Histoire inédite des Patriotes. Un peuple libre en images

Anne-Marie Sicotte, Fides, Montréal, 2016, 444 pages

3 commentaires
  • François Beaulne - Abonné 18 juin 2016 08 h 49

    A lire absolument

    Cette Histoire inédite des patriotes sera l'une de mes lectures prioritaires de l'été. Elle vient s'ajouter aux autres textes, récits et chroniques de l'époque qui convergent toutes dans le sens d'illustrer, à partir de faits objectifs et vérifiés, que le régime parlementaire hérité des britaniiques n'est pas la trouvaille démocratique que l'histoire officielle a voulu nous laisser croire, mais plutôt un carcan destiné à empêcher l'expression véritable de la majorité de langue française du Bas-Canada, c' est à dire le Québec d'aujourd'hui. De là les incongruités et disfonctionnements de ce régime que l'on ressent aujourd'hui dans notre vie parlementaire.
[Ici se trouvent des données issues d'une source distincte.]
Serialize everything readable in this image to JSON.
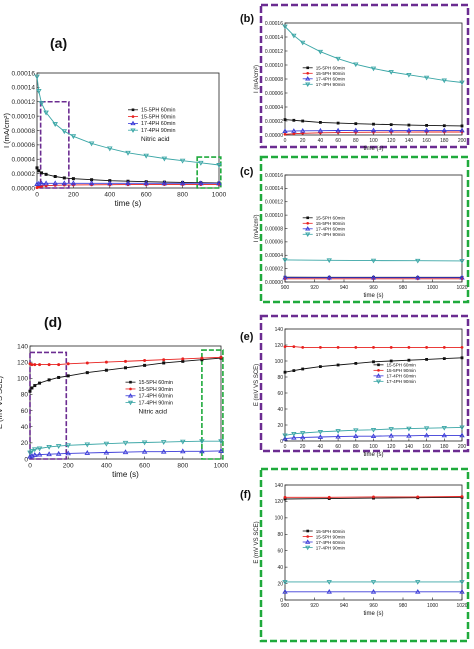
{
  "figure": {
    "colors": {
      "black": "#111111",
      "red": "#e8201e",
      "blue": "#3a3ad8",
      "teal": "#3aa6a6",
      "purple": "#6b2c91",
      "green": "#1faa3c"
    },
    "series_names": [
      "15-5PH 60min",
      "15-5PH 90min",
      "17-4PH 60min",
      "17-4PH 90min"
    ]
  },
  "chart_data": [
    {
      "id": "a",
      "type": "line",
      "panel_label": "(a)",
      "title": "",
      "xlabel": "time (s)",
      "ylabel": "I (mA/cm²)",
      "xlim": [
        0,
        1000
      ],
      "ylim": [
        0,
        0.00016
      ],
      "xticks": [
        "0",
        "200",
        "400",
        "600",
        "800",
        "1000"
      ],
      "yticks": [
        "0.00000",
        "0.00002",
        "0.00004",
        "0.00006",
        "0.00008",
        "0.00010",
        "0.00012",
        "0.00014",
        "0.00016"
      ],
      "legend_position": "center-right",
      "annotation": "Nitric acid",
      "highlight_boxes": [
        {
          "color": "purple",
          "x": [
            20,
            175
          ],
          "y": [
            0,
            0.00012
          ]
        },
        {
          "color": "green",
          "x": [
            880,
            1010
          ],
          "y": [
            0,
            4.3e-05
          ]
        }
      ],
      "series": [
        {
          "name": "15-5PH 60min",
          "color": "black",
          "x": [
            0,
            10,
            25,
            50,
            100,
            150,
            200,
            300,
            400,
            500,
            600,
            700,
            800,
            900,
            1000
          ],
          "values": [
            2.8e-05,
            2.4e-05,
            2.1e-05,
            1.9e-05,
            1.6e-05,
            1.4e-05,
            1.3e-05,
            1.15e-05,
            1.02e-05,
            9.4e-06,
            8.7e-06,
            8.2e-06,
            7.8e-06,
            7.4e-06,
            7.1e-06
          ]
        },
        {
          "name": "15-5PH 90min",
          "color": "red",
          "x": [
            0,
            10,
            25,
            50,
            100,
            150,
            200,
            300,
            400,
            500,
            600,
            700,
            800,
            900,
            1000
          ],
          "values": [
            5e-07,
            1.5e-06,
            2.5e-06,
            3.2e-06,
            3.8e-06,
            4.1e-06,
            4.3e-06,
            4.5e-06,
            4.6e-06,
            4.7e-06,
            4.7e-06,
            4.8e-06,
            4.8e-06,
            4.8e-06,
            4.8e-06
          ]
        },
        {
          "name": "17-4PH 60min",
          "color": "blue",
          "x": [
            0,
            10,
            25,
            50,
            100,
            150,
            200,
            300,
            400,
            500,
            600,
            700,
            800,
            900,
            1000
          ],
          "values": [
            5.5e-06,
            6e-06,
            6.3e-06,
            6.5e-06,
            6.6e-06,
            6.6e-06,
            6.6e-06,
            6.6e-06,
            6.6e-06,
            6.6e-06,
            6.6e-06,
            6.6e-06,
            6.6e-06,
            6.6e-06,
            6.6e-06
          ]
        },
        {
          "name": "17-4PH 90min",
          "color": "teal",
          "x": [
            0,
            10,
            25,
            50,
            100,
            150,
            200,
            300,
            400,
            500,
            600,
            700,
            800,
            900,
            1000
          ],
          "values": [
            0.000155,
            0.000135,
            0.000118,
            0.000105,
            8.9e-05,
            7.9e-05,
            7.2e-05,
            6.2e-05,
            5.5e-05,
            4.9e-05,
            4.5e-05,
            4.1e-05,
            3.8e-05,
            3.5e-05,
            3.2e-05
          ]
        }
      ]
    },
    {
      "id": "b",
      "type": "line",
      "panel_label": "(b)",
      "title": "",
      "xlabel": "time (s)",
      "ylabel": "I (mA/cm²)",
      "xlim": [
        0,
        200
      ],
      "ylim": [
        0,
        0.00016
      ],
      "xticks": [
        "0",
        "20",
        "40",
        "60",
        "80",
        "100",
        "120",
        "140",
        "160",
        "180",
        "200"
      ],
      "yticks": [
        "0.00000",
        "0.00002",
        "0.00004",
        "0.00006",
        "0.00008",
        "0.00010",
        "0.00012",
        "0.00014",
        "0.00016"
      ],
      "legend_position": "center-left",
      "series": [
        {
          "name": "15-5PH 60min",
          "color": "black",
          "x": [
            0,
            10,
            20,
            40,
            60,
            80,
            100,
            120,
            140,
            160,
            180,
            200
          ],
          "values": [
            2.2e-05,
            2.1e-05,
            2e-05,
            1.8e-05,
            1.7e-05,
            1.62e-05,
            1.55e-05,
            1.48e-05,
            1.42e-05,
            1.37e-05,
            1.33e-05,
            1.3e-05
          ]
        },
        {
          "name": "15-5PH 90min",
          "color": "red",
          "x": [
            0,
            10,
            20,
            40,
            60,
            80,
            100,
            120,
            140,
            160,
            180,
            200
          ],
          "values": [
            1e-06,
            1.8e-06,
            2.5e-06,
            3.1e-06,
            3.5e-06,
            3.8e-06,
            4e-06,
            4.1e-06,
            4.2e-06,
            4.3e-06,
            4.3e-06,
            4.3e-06
          ]
        },
        {
          "name": "17-4PH 60min",
          "color": "blue",
          "x": [
            0,
            10,
            20,
            40,
            60,
            80,
            100,
            120,
            140,
            160,
            180,
            200
          ],
          "values": [
            5.5e-06,
            5.8e-06,
            6e-06,
            6.2e-06,
            6.4e-06,
            6.5e-06,
            6.6e-06,
            6.6e-06,
            6.6e-06,
            6.6e-06,
            6.6e-06,
            6.6e-06
          ]
        },
        {
          "name": "17-4PH 90min",
          "color": "teal",
          "x": [
            0,
            10,
            20,
            40,
            60,
            80,
            100,
            120,
            140,
            160,
            180,
            200
          ],
          "values": [
            0.000155,
            0.000142,
            0.000132,
            0.000119,
            0.000109,
            0.000101,
            9.5e-05,
            9e-05,
            8.6e-05,
            8.2e-05,
            7.8e-05,
            7.5e-05
          ]
        }
      ]
    },
    {
      "id": "c",
      "type": "line",
      "panel_label": "(c)",
      "title": "",
      "xlabel": "time (s)",
      "ylabel": "I (mA/cm²)",
      "xlim": [
        900,
        1020
      ],
      "ylim": [
        0,
        0.00016
      ],
      "xticks": [
        "900",
        "920",
        "940",
        "960",
        "980",
        "1000",
        "1020"
      ],
      "yticks": [
        "0.00000",
        "0.00002",
        "0.00004",
        "0.00006",
        "0.00008",
        "0.00010",
        "0.00012",
        "0.00014",
        "0.00016"
      ],
      "legend_position": "center-left",
      "series": [
        {
          "name": "15-5PH 60min",
          "color": "black",
          "x": [
            900,
            930,
            960,
            990,
            1020
          ],
          "values": [
            7.2e-06,
            7.1e-06,
            7.1e-06,
            7e-06,
            7e-06
          ]
        },
        {
          "name": "15-5PH 90min",
          "color": "red",
          "x": [
            900,
            930,
            960,
            990,
            1020
          ],
          "values": [
            4.8e-06,
            4.8e-06,
            4.8e-06,
            4.8e-06,
            4.8e-06
          ]
        },
        {
          "name": "17-4PH 60min",
          "color": "blue",
          "x": [
            900,
            930,
            960,
            990,
            1020
          ],
          "values": [
            6.5e-06,
            6.5e-06,
            6.5e-06,
            6.5e-06,
            6.5e-06
          ]
        },
        {
          "name": "17-4PH 90min",
          "color": "teal",
          "x": [
            900,
            930,
            960,
            990,
            1020
          ],
          "values": [
            3.3e-05,
            3.25e-05,
            3.2e-05,
            3.18e-05,
            3.15e-05
          ]
        }
      ]
    },
    {
      "id": "d",
      "type": "line",
      "panel_label": "(d)",
      "title": "",
      "xlabel": "time (s)",
      "ylabel": "E (mV VS SCE)",
      "xlim": [
        0,
        1000
      ],
      "ylim": [
        0,
        140
      ],
      "xticks": [
        "0",
        "200",
        "400",
        "600",
        "800",
        "1000"
      ],
      "yticks": [
        "0",
        "20",
        "40",
        "60",
        "80",
        "100",
        "120",
        "140"
      ],
      "legend_position": "center-right",
      "annotation": "Nitric acid",
      "highlight_boxes": [
        {
          "color": "purple",
          "x": [
            0,
            190
          ],
          "y": [
            0,
            132
          ]
        },
        {
          "color": "green",
          "x": [
            900,
            1010
          ],
          "y": [
            0,
            135
          ]
        }
      ],
      "series": [
        {
          "name": "15-5PH 60min",
          "color": "black",
          "x": [
            0,
            10,
            25,
            50,
            100,
            150,
            200,
            300,
            400,
            500,
            600,
            700,
            800,
            900,
            1000
          ],
          "values": [
            84,
            88,
            91,
            94,
            98,
            101,
            103,
            107,
            110,
            113,
            116,
            119,
            121,
            123,
            125
          ]
        },
        {
          "name": "15-5PH 90min",
          "color": "red",
          "x": [
            0,
            10,
            25,
            50,
            100,
            150,
            200,
            300,
            400,
            500,
            600,
            700,
            800,
            900,
            1000
          ],
          "values": [
            118,
            117,
            117,
            117,
            117,
            117,
            118,
            119,
            120,
            121,
            122,
            123,
            124,
            125,
            126
          ]
        },
        {
          "name": "17-4PH 60min",
          "color": "blue",
          "x": [
            0,
            10,
            25,
            50,
            100,
            150,
            200,
            300,
            400,
            500,
            600,
            700,
            800,
            900,
            1000
          ],
          "values": [
            3,
            4,
            5,
            5.5,
            6,
            6.5,
            7,
            7.5,
            8,
            8.5,
            9,
            9,
            9.5,
            9.5,
            10
          ]
        },
        {
          "name": "17-4PH 90min",
          "color": "teal",
          "x": [
            0,
            10,
            25,
            50,
            100,
            150,
            200,
            300,
            400,
            500,
            600,
            700,
            800,
            900,
            1000
          ],
          "values": [
            8,
            10,
            12,
            13,
            15,
            16,
            17,
            18,
            19,
            20,
            20.5,
            21,
            21.5,
            22,
            22
          ]
        }
      ]
    },
    {
      "id": "e",
      "type": "line",
      "panel_label": "(e)",
      "title": "",
      "xlabel": "time (s)",
      "ylabel": "E (mV VS SCE)",
      "xlim": [
        0,
        200
      ],
      "ylim": [
        0,
        140
      ],
      "xticks": [
        "0",
        "20",
        "40",
        "60",
        "80",
        "100",
        "120",
        "140",
        "160",
        "180",
        "200"
      ],
      "yticks": [
        "0",
        "20",
        "40",
        "60",
        "80",
        "100",
        "120",
        "140"
      ],
      "legend_position": "center-right",
      "series": [
        {
          "name": "15-5PH 60min",
          "color": "black",
          "x": [
            0,
            10,
            20,
            40,
            60,
            80,
            100,
            120,
            140,
            160,
            180,
            200
          ],
          "values": [
            86,
            88,
            90,
            93,
            95,
            97,
            99,
            100,
            101,
            102,
            103,
            104
          ]
        },
        {
          "name": "15-5PH 90min",
          "color": "red",
          "x": [
            0,
            10,
            20,
            40,
            60,
            80,
            100,
            120,
            140,
            160,
            180,
            200
          ],
          "values": [
            118,
            118,
            117,
            117,
            117,
            117,
            117,
            117,
            117,
            117,
            117,
            117
          ]
        },
        {
          "name": "17-4PH 60min",
          "color": "blue",
          "x": [
            0,
            10,
            20,
            40,
            60,
            80,
            100,
            120,
            140,
            160,
            180,
            200
          ],
          "values": [
            3,
            4,
            4.5,
            5,
            5.5,
            6,
            6,
            6.5,
            6.5,
            7,
            7,
            7
          ]
        },
        {
          "name": "17-4PH 90min",
          "color": "teal",
          "x": [
            0,
            10,
            20,
            40,
            60,
            80,
            100,
            120,
            140,
            160,
            180,
            200
          ],
          "values": [
            7,
            9,
            10,
            11.5,
            12.5,
            13.5,
            14,
            15,
            15.5,
            16,
            16.5,
            17
          ]
        }
      ]
    },
    {
      "id": "f",
      "type": "line",
      "panel_label": "(f)",
      "title": "",
      "xlabel": "time (s)",
      "ylabel": "E (mV VS SCE)",
      "xlim": [
        900,
        1020
      ],
      "ylim": [
        0,
        140
      ],
      "xticks": [
        "900",
        "920",
        "940",
        "960",
        "980",
        "1000",
        "1020"
      ],
      "yticks": [
        "0",
        "20",
        "40",
        "60",
        "80",
        "100",
        "120",
        "140"
      ],
      "legend_position": "center-left",
      "series": [
        {
          "name": "15-5PH 60min",
          "color": "black",
          "x": [
            900,
            930,
            960,
            990,
            1020
          ],
          "values": [
            123,
            123.5,
            124,
            124.5,
            125
          ]
        },
        {
          "name": "15-5PH 90min",
          "color": "red",
          "x": [
            900,
            930,
            960,
            990,
            1020
          ],
          "values": [
            125,
            125,
            125.5,
            125.5,
            126
          ]
        },
        {
          "name": "17-4PH 60min",
          "color": "blue",
          "x": [
            900,
            930,
            960,
            990,
            1020
          ],
          "values": [
            10,
            10,
            10,
            10,
            10
          ]
        },
        {
          "name": "17-4PH 90min",
          "color": "teal",
          "x": [
            900,
            930,
            960,
            990,
            1020
          ],
          "values": [
            22,
            22,
            22,
            22,
            22
          ]
        }
      ]
    }
  ]
}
  • Denis Paquette - Abonné 18 juin 2016 09 h 33

    Je crois qu'ils ont faits leur temps

    il est temps que notre histoire soit récrite dépouillée de l'intolérance et de l'arrogance de nos maitres colonisateurs, des attitudes qui encore aujourd'hui existent, on ne peut pas dire que les anglais ont étés généreux, ils ne l'ont jamais étés pour personne, voila comment ils ont construits leur empire, peut etre que leur domination et facon de faire s'achèvent, avec l'Europe nous verrons bien s'ils sont capables de s'amender

  • Claude Bariteau - Abonné 20 juin 2016 12 h 14

    Culture autre, non; régime politique républicain, oui.

    Louis-Joseph Papineau, qui reprit les idées de Bédard, pour revendiquer la responsabilité ministérielle définie au parlement britannique en 1783, apprit du gouverneur de l'époque que la Grande-Bretagne ne l'introduirait pas parce que ce serait octroyer le pouvoir aux élus du Bas-Canada, en grande partie des « Canadiens », ce qui nuirait aux objectifs recherchés par la Grande-Bretagne.

    Papineau modifie alors son approche et y va de deux propositions contenues dans les 92 résolutions : élection des membres du Conseil législatif et reddition de comptes aux élus de l'Assemblée législative et du Conseil législatif de la part des membres du Conseil exécutif nommé par le gouverneur.

    Fondamentalement, ces propositions contiennent deux règles de la constitution américaine (élection des Sénateurs et reddition de comptes de l'exécutif dont les membres sont choisis par le Président). Il ne s'agit donc pas de culture différente, mais de régime politique différent.

    C'est ça qui dérange (choque) les Britanniques au Bas-Canada et à Londres. Ça n'a rien à voir avec la culture, une idée simpliste développée par Durham et reprise constamment à tort. Il s'agit plutôt d'une prise en charge du pouvoir politique par les élus selon les règles démocratiques de l'époque et ces élus comprennnt plusieurs personnes qui n'étaient pas d'ascendance « canadiennes-françaises » et une minorité de gens d'origine britannique qui entendent imposer leur volonté, tout comme les membres nommés par le gouverneur.

    Pour ces Britanniques ces règles sont révolutionnaires parce qu'ils leur enlèvent le pouvoir. Comme les Britanniques se sont opposés aux projets des Patriots américains, ils le font avec virulence selon un plan précis dont l'objectif est d'éradiquer ce projet, fusionner les Bas et Haut Canada et ramener les « Canadiens français » à l'ordre culturel qui leur fut défini en 1774 en recourant à des intermédiaires , le principal étant La Fontaine.